Monday, August 11, 2008

"Home" for the Next Couple of Weeks


Shelley and Skyler departed from Paris a couple of weeks ago so Skyler could be ready for band, which started a month before school starts. (Go figure.) That left Weston and me to journey around getting some projects underway. It involved driving over 3000 km (almost 2000 miles) in northern Europe and several hundred miles in the UK.

Tonight, I unpacked my whole suitcase for the first time. I’ll be at Regents Park College, the Baptist College at Oxford, for the next two weeks.


The accommodations are your garden-variety dorm room. My room is on the quadrangle across from the library and most of the students are gone. The only students left are DPhil graduate students and many have this month to finish dissertations or they will not graduate. Procrastination must run in research arenas.

The only change to the room from when I was here in the late 1980s is that the fireplace in the room has been filled in and an electric heater fills the hearth. The weather is turning cooler and in the evenings a jacket is needed. (Cannot wait to get back to Houston’s heat and humidity!)

My days will be filled with reading the letters and documents from the late 1700’s and early 1800’s. The evenings will be filled with searching leaky wifi connections so I can get online and get caught up on what the family has been doing. (The only downside to this arrangement is that my family is not with me.)

I was able to read through some of the letters last week. It was exciting to read the letters of William Carey and Andrew Fuller. For those not up on their Baptist History, these two men launched the Modern Mission Movement. William Carey was the first Baptist missionary and Andrew Fuller was the pastor in England who raised the support to sustain the mission movement.

They really had no idea what they were doing. The theology of the day was not conducive to a mission movement, but Fuller, Carey, along with Ryland and Sutcliff were four friends who began to see things from a different perspective.

The documents are a little dusty and difficult to read as they are handwritten, the ink is fading, the writing style is a bit different from contemporary English and some of the portions of the documents are missing due to age and having been in a tropical climate.
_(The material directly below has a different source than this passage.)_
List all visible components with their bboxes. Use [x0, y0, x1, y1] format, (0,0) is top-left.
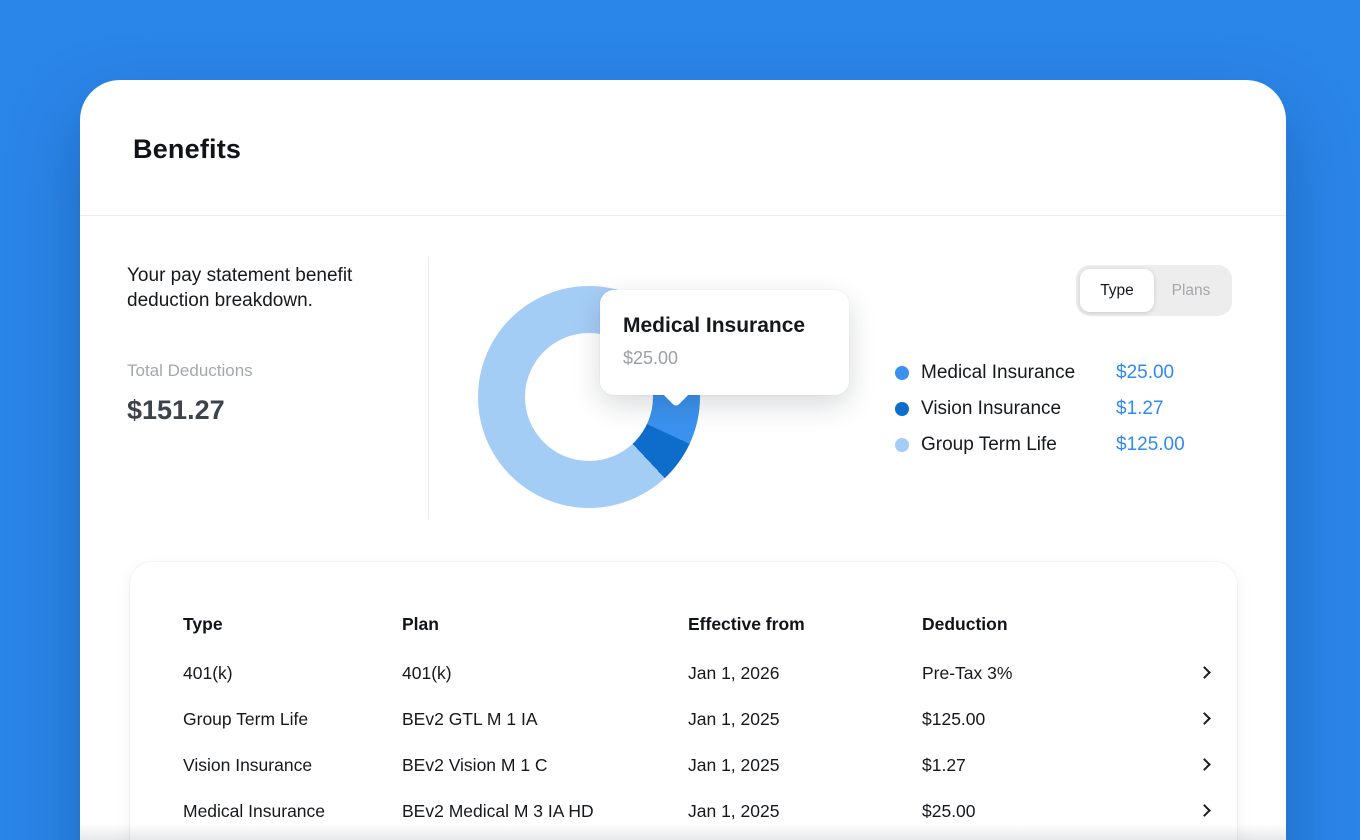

Also, they are dusty and there is a concern in the back of my mind that an inadvertent sneeze would wipe out a hunk of history. Thus could be my legacy to scholarship.

Over the weekend, Weston helped me think through a strategy for reading. Last week we organized the letters in chronological order trying to see which letters were responses to previous letters. The letters were sent on ships from England to India via the East India Company and the exchange could take up to 6 months or more. Also, it is apparent some of the letters are missing, so as Weston suggested, I’ll request Carey’s journal, as it may be the most complete accounting of his missionary career. Hopefully, it can be pieced together.
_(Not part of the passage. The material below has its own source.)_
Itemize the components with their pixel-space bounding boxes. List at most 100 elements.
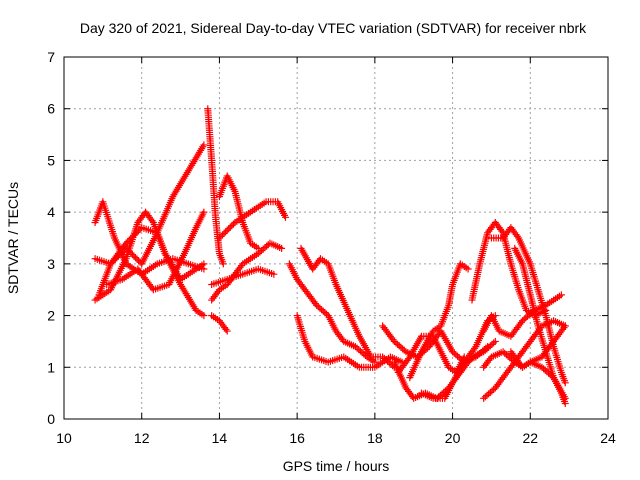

So what am I looking for? Well, I’m not sure. That is the beauty of research, you hunt. But I hold a belief that the days in which we live are transformational days and just as models in other industries have changed, the models for the modern mission movement will experience a change as well. I think the founding concepts of a movement are important. The concerns that brought about the conversations are the important seeds that can hold insight for transitions. That is what I hope to listen for in these letters. What were the concerns? What were the insights? And can those insights help to launch a post-modern mission movement? This is where I my head will be for the next couple of weeks.